The Federal Government's already promised nearly $10 billion to prop up consumer spending, but that
money won't hit bank accounts for another two weeks.

KEVIN RUDD: There's one, clear stated policy objective: to boost domestic consumption - now. Not in
six months time, not in 12 months time, now.

DANA ROBERTSON: But Kevin Rudd knows that no matter what he does at home, globally, it's barely a
drop in the ocean. And Australia's economy is still at the mercy of international forces.

At their one-on-one meeting, Mr Rudd congratulated the Chinese President Hu Jintao for his efforts
to keep China's economy growing.

KEVIN RUDD: Obviously, China has acted in its national economic interests, but in addition to that,
it's been to the advantage of the regional economy.

DANA ROBERTSON: But with Australia's fortunes so closely tied to China, talk of other issues like
human rights was pushed aside.

KEVIN RUDD: In our nearly hour long conversation today, we focused exclusively on the economic
relationship. And that is appropriate, given the challenges we face today.

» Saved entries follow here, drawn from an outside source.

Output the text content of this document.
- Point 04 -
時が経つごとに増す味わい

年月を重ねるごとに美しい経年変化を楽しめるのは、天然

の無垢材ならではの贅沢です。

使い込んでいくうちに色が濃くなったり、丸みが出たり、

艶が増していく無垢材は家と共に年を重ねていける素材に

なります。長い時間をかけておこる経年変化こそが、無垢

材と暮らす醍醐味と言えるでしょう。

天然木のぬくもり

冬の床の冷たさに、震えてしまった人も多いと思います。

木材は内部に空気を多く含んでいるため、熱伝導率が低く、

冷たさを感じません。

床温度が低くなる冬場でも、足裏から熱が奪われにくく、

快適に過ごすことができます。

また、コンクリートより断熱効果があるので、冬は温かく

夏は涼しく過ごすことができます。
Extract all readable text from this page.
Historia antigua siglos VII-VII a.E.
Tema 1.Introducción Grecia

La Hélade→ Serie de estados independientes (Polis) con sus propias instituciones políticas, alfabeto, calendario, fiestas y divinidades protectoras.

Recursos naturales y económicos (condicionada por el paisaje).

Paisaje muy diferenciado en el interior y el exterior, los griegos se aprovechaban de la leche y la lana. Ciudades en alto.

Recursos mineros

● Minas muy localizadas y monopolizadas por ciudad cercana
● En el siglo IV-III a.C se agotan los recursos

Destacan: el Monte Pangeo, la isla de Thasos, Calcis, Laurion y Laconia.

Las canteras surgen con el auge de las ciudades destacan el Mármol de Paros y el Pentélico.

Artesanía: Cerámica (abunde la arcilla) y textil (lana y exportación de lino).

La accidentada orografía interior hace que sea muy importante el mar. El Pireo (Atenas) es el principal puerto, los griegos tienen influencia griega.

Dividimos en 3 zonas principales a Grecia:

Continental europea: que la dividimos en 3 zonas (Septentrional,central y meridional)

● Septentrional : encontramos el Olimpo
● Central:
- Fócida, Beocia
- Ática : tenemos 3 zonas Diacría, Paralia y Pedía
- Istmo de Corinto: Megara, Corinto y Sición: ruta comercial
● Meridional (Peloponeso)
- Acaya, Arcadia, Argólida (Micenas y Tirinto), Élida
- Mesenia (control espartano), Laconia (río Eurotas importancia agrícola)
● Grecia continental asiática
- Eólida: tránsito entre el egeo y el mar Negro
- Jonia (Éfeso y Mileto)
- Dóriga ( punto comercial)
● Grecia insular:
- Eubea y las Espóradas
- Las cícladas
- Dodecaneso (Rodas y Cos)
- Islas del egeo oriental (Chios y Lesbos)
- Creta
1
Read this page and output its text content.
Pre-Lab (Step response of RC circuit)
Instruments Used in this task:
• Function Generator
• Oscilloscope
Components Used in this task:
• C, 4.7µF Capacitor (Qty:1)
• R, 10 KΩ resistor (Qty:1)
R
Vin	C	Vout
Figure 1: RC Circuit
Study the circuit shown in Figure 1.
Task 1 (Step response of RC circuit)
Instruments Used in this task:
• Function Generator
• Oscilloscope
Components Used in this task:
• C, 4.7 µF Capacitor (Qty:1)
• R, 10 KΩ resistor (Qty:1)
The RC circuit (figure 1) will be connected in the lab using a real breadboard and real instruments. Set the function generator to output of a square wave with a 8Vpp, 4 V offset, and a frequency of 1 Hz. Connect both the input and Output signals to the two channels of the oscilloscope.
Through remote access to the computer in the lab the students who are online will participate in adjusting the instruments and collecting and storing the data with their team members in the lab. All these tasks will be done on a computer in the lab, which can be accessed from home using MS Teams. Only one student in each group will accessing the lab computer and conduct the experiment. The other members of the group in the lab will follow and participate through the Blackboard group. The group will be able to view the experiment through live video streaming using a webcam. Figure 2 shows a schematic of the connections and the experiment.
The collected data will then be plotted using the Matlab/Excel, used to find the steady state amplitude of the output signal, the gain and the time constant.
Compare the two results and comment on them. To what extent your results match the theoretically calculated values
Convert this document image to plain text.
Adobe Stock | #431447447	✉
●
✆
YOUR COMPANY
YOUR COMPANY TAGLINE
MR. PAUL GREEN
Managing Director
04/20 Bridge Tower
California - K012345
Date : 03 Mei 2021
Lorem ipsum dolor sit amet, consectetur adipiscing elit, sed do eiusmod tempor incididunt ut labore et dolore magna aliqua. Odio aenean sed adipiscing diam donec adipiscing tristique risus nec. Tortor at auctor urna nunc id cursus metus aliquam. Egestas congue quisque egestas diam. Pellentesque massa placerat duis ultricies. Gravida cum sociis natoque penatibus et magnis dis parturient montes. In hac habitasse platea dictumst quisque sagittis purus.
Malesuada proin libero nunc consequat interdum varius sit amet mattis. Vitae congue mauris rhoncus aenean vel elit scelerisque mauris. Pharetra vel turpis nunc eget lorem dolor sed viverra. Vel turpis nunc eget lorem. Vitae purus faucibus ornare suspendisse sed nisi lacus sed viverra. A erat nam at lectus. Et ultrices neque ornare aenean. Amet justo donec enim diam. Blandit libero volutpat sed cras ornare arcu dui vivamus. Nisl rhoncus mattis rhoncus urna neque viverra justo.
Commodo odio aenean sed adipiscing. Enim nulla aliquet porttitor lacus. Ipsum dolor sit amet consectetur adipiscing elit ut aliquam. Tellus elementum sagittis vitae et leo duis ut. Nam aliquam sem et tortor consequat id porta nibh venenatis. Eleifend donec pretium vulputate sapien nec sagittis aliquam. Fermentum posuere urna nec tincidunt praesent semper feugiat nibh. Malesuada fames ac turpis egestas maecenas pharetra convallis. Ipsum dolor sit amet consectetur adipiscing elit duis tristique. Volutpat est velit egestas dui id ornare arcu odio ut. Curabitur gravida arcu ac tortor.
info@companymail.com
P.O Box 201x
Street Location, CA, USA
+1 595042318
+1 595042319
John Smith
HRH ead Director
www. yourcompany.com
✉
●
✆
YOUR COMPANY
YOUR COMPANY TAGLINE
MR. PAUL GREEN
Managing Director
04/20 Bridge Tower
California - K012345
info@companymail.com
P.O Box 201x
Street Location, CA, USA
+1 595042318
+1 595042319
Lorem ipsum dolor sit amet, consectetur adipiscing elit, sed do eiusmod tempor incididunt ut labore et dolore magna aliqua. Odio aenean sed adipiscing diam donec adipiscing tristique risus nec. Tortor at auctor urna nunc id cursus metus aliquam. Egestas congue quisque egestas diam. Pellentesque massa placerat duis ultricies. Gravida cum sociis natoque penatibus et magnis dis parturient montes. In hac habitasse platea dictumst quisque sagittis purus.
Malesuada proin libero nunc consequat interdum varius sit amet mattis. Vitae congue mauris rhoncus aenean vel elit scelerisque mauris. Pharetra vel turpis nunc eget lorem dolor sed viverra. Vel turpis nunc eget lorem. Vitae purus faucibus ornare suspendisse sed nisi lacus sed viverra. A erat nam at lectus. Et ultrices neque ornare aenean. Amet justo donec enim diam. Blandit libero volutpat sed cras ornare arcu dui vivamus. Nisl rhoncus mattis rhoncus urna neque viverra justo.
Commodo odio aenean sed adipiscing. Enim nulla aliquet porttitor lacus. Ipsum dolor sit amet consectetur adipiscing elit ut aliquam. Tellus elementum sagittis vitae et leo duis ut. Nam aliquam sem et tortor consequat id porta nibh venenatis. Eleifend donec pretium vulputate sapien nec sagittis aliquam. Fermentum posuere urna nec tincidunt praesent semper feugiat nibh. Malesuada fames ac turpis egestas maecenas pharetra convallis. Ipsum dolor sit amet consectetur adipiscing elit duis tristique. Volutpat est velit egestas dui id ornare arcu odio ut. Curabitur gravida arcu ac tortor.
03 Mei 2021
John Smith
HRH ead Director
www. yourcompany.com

DANA ROBERTSON: And the two nations' economic dependence looks like getting nothing but closer,
after the leaders agreed to speed up work on a free trade deal.

KEVIN RUDD: I don't wish to mislead people by giving a completion date, but there is political will
on both of our parts to get this thing done.

DANA ROBERTSON: The Prime Minister says he didn't go to Washington for fun and frolic.

Back in Canberra, the mayors tell the same story.

LOCAL MAYOR II: I haven't come here for the handshake, the feed or the photo on the steps of
Parliament House.

DANA ROBERTSON: On a much smaller stage. Dana Robertson, Lateline.